Would really appreciate it if someone could point out my mistake in this line of code, i've been staring blankly at it trying everything i can think of some time now and coming up with nothing.
Desired output is to have the script replace "foo" with "bar" in field 2 of FILENAME only on lines beginning with Username entered into read.
After this step the idea is to replace "foo" with ANY data that's in the specified Field, and the Field number to also be specified by the user via a read command.
So if anyone knows a simpler command for doing that all in 1 go that'd be much appreciated too.
Thanks for the help but that doesn't produce any output for me.
do you not have to -v and assign the shell variable as an awk variable before using it with an awk command?
---------- Post updated at 06:25 AM ---------- Previous update was at 06:21 AM ----------
I just created the exact same files you have used and it works perfectly, yet there's no difference i can see in my practical file...
two seconds and i'll run some more tests...
EDIT:
This will teach me for trying to write scripts after being awake for 24 hours.
My shell variable was named $UserName
the variable i was trying to use was name $Username
simple idiotic mistake.
Thanks for your help, your last post really made me go back and look at other things it could be once i knew the syntax was already correct.

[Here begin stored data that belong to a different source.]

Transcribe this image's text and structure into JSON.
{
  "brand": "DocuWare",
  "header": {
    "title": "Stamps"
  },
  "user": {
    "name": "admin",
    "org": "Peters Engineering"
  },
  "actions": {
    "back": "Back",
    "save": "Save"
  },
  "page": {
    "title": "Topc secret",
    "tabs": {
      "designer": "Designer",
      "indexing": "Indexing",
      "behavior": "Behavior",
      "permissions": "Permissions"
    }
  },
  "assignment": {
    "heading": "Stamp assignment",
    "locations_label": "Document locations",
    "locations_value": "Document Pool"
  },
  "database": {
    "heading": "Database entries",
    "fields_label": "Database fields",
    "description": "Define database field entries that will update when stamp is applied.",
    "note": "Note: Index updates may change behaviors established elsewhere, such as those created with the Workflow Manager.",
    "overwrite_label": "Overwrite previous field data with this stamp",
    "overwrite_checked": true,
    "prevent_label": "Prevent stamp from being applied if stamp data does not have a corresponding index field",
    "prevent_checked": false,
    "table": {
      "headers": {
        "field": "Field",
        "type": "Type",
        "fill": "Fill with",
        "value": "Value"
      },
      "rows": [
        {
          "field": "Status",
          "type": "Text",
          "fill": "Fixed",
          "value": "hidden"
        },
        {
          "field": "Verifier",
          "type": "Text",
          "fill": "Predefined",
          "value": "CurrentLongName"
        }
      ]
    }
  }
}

---------- Post updated at 06:31 AM ---------- Previous update was at 06:25 AM ----------
Moving on to your other request. What you posted should also work. But it would replace *all* occurrances of data with newdata in that record. Using sub will replace the first occurance of that data with newdata in that record.
read data
read newdata
awk -F: -v var=${Username} -v var1=${data} -v var2=${newdata} '$0 ~ var {gsub(var1,var2); print}' FILENAME
+ Username=Richard
+ awk -F: '/^Richard:/ {gsub(/foo/,"bar", $2); print}' FILENAME
Richard bar
+ awk -F: -v var=Richard '$0 ~ var {gsub(/foo/,"bar",$2); print}' FILENAME
Richard bar
Bug bar Richard
There is extra line which doesn't match the requirement with the second awk oneliner.
You have to indeed. My point is you might just don't need an awk variable in the first place, especially if you use it only once.